Question

A manufacturer makes two products, A and B. Product A sells at Rs 200 each and takes 1/2 hour to make. Product B sells at Rs 300 each and takes 1 hour to make. There is a permanent order for 14 units of product A and 16 units of product B. A working week consists of 40 hours of production and the weekly turn over must not be less than Rs 10000. If the profit on each of product A is Rs 20 and an product B is Rs 30, then how many of each should be produced so that the profit is maximum? Also find the maximum profit.

Answer 1

Let x units of product A and y units of product B were manufactured.
Number of units cannot be negative.
Therefore, $x,y\ge 0$

According to question, the given information can be tabulated as:

	Selling price(Rs)	Manufacturing time(hrs)
Product A(x)	200	0.5
Product B(y)	300	1

Also, the availability of time is 40 hours and the revenue should be atleast Rs 10000.

Further, it is given that there is a permanent order for 14 units of product A and 16 units of product B.

Therefore, the constraints are
$$\begin{gathered} 200x+300y\ge 10000 \\ 0.5x+y\le 40 \\ x\ge 14 \\ y\ge 16 \end{gathered}$$

If the profit on each of product A is Rs 20 and on product B is Rs 30.Therefore, profit gained on x units of product A and y units of product B is Rs 20x and Rs 30y respectively.

Total profit = Z = $20x+30y$ which is to be maximised

Thus, the mathematical formulat​ion of the given linear programmimg problem is

Max Z = $20x+30y$

subject to

$$\begin{gathered} 2x+3y\ge 100 \\ x+2y\le 80 \\ x\ge 14 \\ y\ge 16 \end{gathered}$$
$x,y\ge 0$

First we will convert inequations into equations as follows:
2x + 3y = 100, x + 2y = 80, x = 14, y = 16, x = 0 and y = 0.

Region represented by 2x + 3y ≥ 100:
The line 2x + 3y = 100 meets the coordinate axes at A₁(50, 0) and $B_1\left(0,\frac{100}{3}\right)$ respectively. By joining these points we obtain the line
2x + 3y = 100 . Clearly (0,0) does not satisfies the 2x + 3y = 100. So, the region which does not contain the origin represents the solution set of the inequation 2x + 3y ≥ 100.

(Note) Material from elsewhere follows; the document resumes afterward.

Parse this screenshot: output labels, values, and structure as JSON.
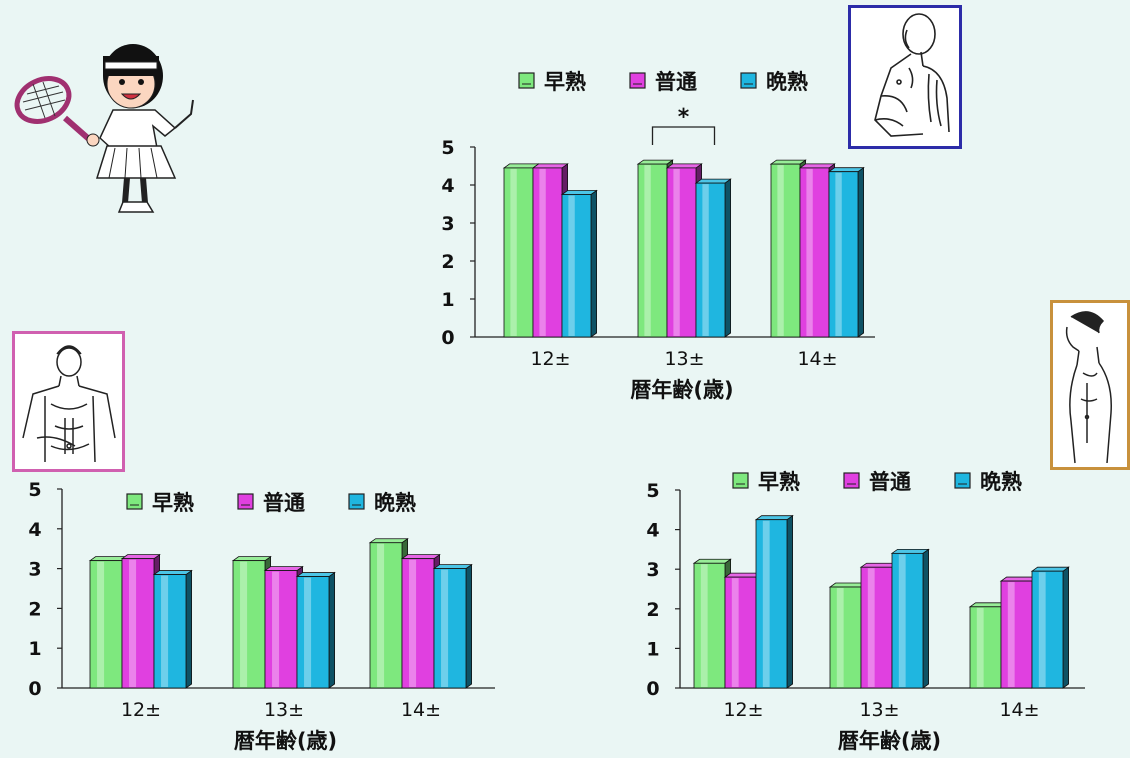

Region represented by x + 2y ≤ 80:
The line x + 2y = 80 meets the coordinate axes at C₁(80, 0) and D₁(0, 40) respectively. By joining these points we obtain the line
x + 2y = 80. Clearly (0,0) satisfies the inequation x + 2y ≤ 80. So,the region which contains the origin represents the solution set of the inequation x + 2y ≤ 80.

Region represented by x ≥ 14
x = 14 is the line passes through (14, 0) and is parallel to the Y axis.The region to the right of the line x = 14 will satisfy the inequation.

Region represented by y ≥ 16
y = 16 is the line passes through (0, 16) and is parallel to the X axis.The region above the line y = 16 will satisfy the inequation.

Region represented by x ≥ 0 and y ≥ 0:
Since, every point in the first quadrant satisfies these inequations. So, the first quadrant is the region represented by the inequations x ≥ 0, and y ≥ 0.

The feasible region determined by the system of constraints 2x + 3y ≥ 100, x + 2y ≤ 80, x ≥ 14, y ≥ 16, x ≥ 0 and y ≥ 0 are as follows.


The corner points of the feasible region are E₁(26, 16), F₁(48, 16), G₁(14, 33) and H₁(14, 24)

The values of Z at these corner points are as follows

Corner point	Z= 20x + 30y
E1	1000
F1	1440
G1	1270
H1	1000

The maximum value of Z is Rs 1440 which is attained at F₁$\left(48,16\right)$.

Thus, the maximum profit is Rs 1440 obtained when 48 units of product A and 16 units of product B were manufactured.